I think they were thinking more in terms of warm and fluffy though, rather than hard and slimy.

Day one, the girls seemed quite interested for a while but they kept asking when the snails were going to move as they did seem to have very long periods in the plant pots napping.

Although I am rather cruel to the snails in my garden because I chuck them over into the back lane,( giving them the chance to get out of the way of vehicles that go there), these pet snails brought out the protective in me and I lived in dread of something happening to them while they were in my care.

They loved lettuce and pears and cucumber and they had to be sprayed with tepid water everyday.

Eventually I had to pick them up and clean them out before returning them to school. Not as bad as I thought, though I did put on rubber gloves to do it.

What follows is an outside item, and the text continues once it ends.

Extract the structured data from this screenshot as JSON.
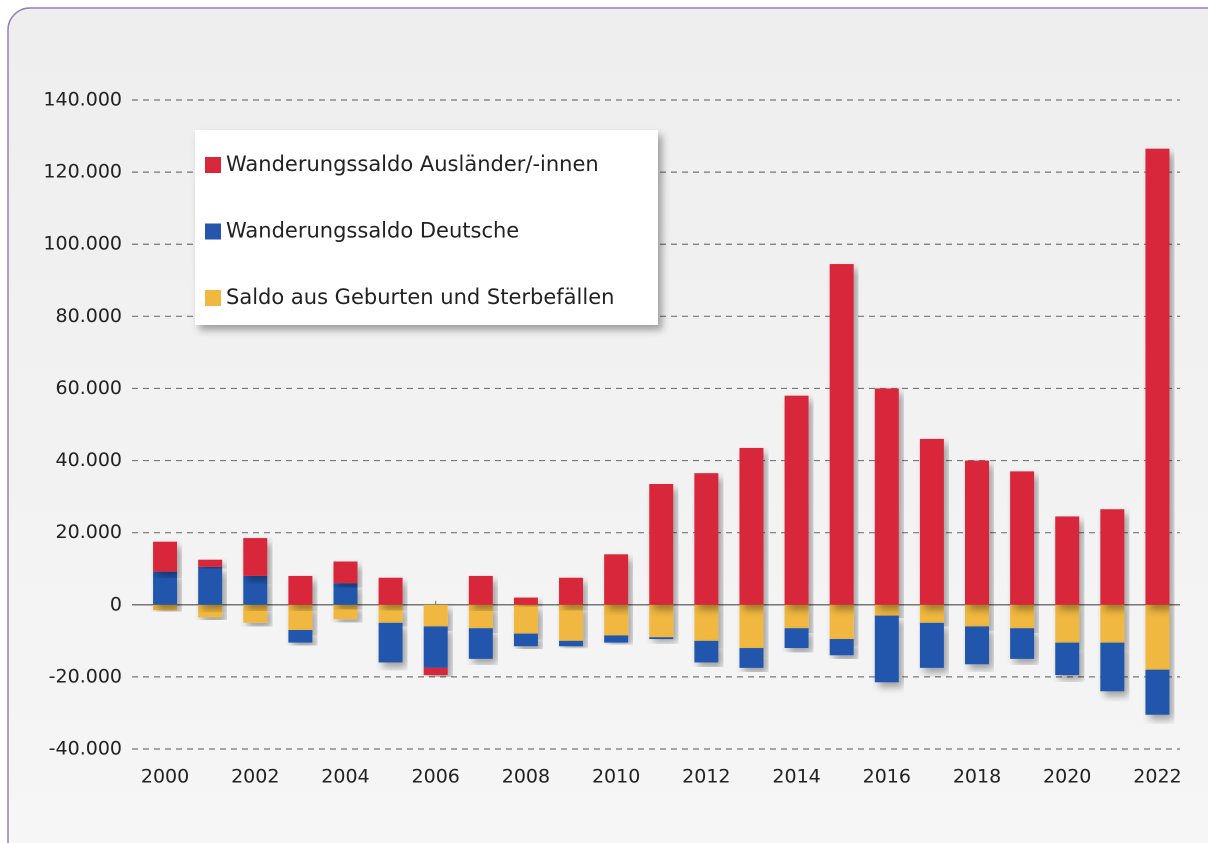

I suppose even these creatures are a tie when holidays come, which is the main reason why we can't go fluffy because those kinds of animals seem to be even more dependant pets than snails!

Back to the drawing board!

Any one know of anything that is no trouble, but more interesting than a snail and that is definitely not a rodent?

Photostory Friday is hosted by Cecily. Do look her up!

Another Weir

Photo copyright: Maggie May

This photo was taken in Topsham, Devon and is where I spotted this weir, I just had to capture it.

Last time I took a photo of a weir, several people from overseas asked me what the word means. A weir is a low dam built across a river to raise the level of water upstream or regulate its flow.

Watery Wednesday is hosted by 2sweetnsaxy.

Maggie Munster

Photo copyright: Sam May

Those naughty granddaughters dressed me up on Halloween. Something to chuckle about while I am indisposed.

I think I will hang on to the wig!

Hope to be back soon.

Footnote: I am back at home now gathering myself up together and will catch up with everyone's blog.

Had excellent care in our wonderful hospital. I cannot fault the Nation Health Service.

I will have to wait for the results of the biopsies.

What you have to do to get an extra week off though!